Grand Isle – notes from Mom

bridgeWorking through the tons of paper and such left over from my parent’s estate has led to the finding of tons of papers and such (… I know, I know…) leftover, which I do’t really know what to do with. So, I though I’d post this here rather than just toss mom’s remembrance of Grand Isle. Who knows, someone may find it of value same day? Photos are culled from the web, and are not my own (yet).

We always got up in the middle of the night so that we could reach the island by daybreak. The last town before Grand Isle was Leeville. Daddy teased me and said the town was named in his honor – Lee. I remember it best for the hundreds of giant grasshopper shaped oil well pumps. I always pretended we had to pass through this last gauntlet of giant insects before we could prove worthy of reaching the island.
Grand Isle Bridge, Completed in 1932

Daddy said that the bridge to the island was brand new, and before it was built automobiles could not get to Grand Isle. He also knew the story of the great hurricane at Cheniere Caminada, and we always retold this story just before we got to the bridge. On the way we passed many small palmetto-thatched houses, and I always imagined that these were unhabited by survivors of that hurricane — maybe some of them were.

Grand Isle then was unlike the island of today. The only houses were down a sandy lane in the oak grove in the middle of the island, and we stayed in one that was a raised cottage from the last century.
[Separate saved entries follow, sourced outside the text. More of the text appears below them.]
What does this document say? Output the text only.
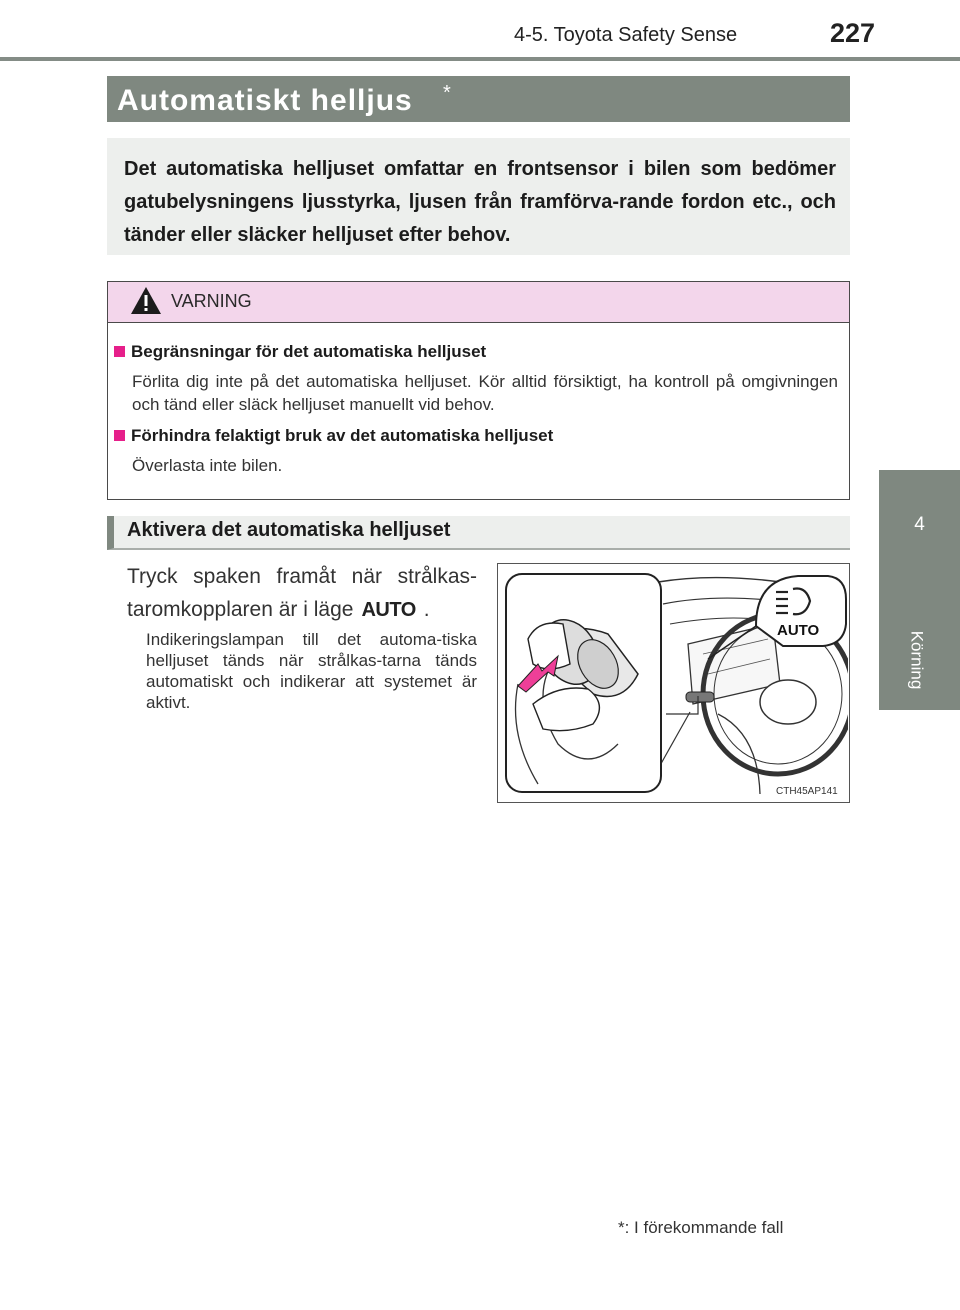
4-5. Toyota Safety Sense	227
4
Körning
Automatiskt helljus *

Det automatiska helljuset omfattar en frontsensor i bilen som bedömer gatubelysningens ljusstyrka, ljusen från framförva-rande fordon etc., och tänder eller släcker helljuset efter behov.

VARNING
Begränsningar för det automatiska helljuset
Förlita dig inte på det automatiska helljuset. Kör alltid försiktigt, ha kontroll på omgivningen och tänd eller släck helljuset manuellt vid behov.
Förhindra felaktigt bruk av det automatiska helljuset
Överlasta inte bilen.
Aktivera det automatiska helljuset
Tryck spaken framåt när strålkas-taromkopplaren är i läge AUTO .
Indikeringslampan till det automa-tiska helljuset tänds när strålkas-tarna tänds automatiskt och indikerar att systemet är aktivt.
AUTO
CTH45AP141
*: I förekommande fall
There were no buildings on the beach side of the main road on the island. Little foot paths led over an expanse of low sand dunes to the beach and the surf.

Early in the morning and late in the evening, herds of long-horned cattle came came to the beach to cool off in the edge of the surf. The first time I saw the animals I was terrified!

[This ends here, but I get the feeling there’s another page or so to this dramatic reminiscence of olde Grand Ilse, and a land that is gone with the surf. Time, and continued rummaging, will tell the tale!]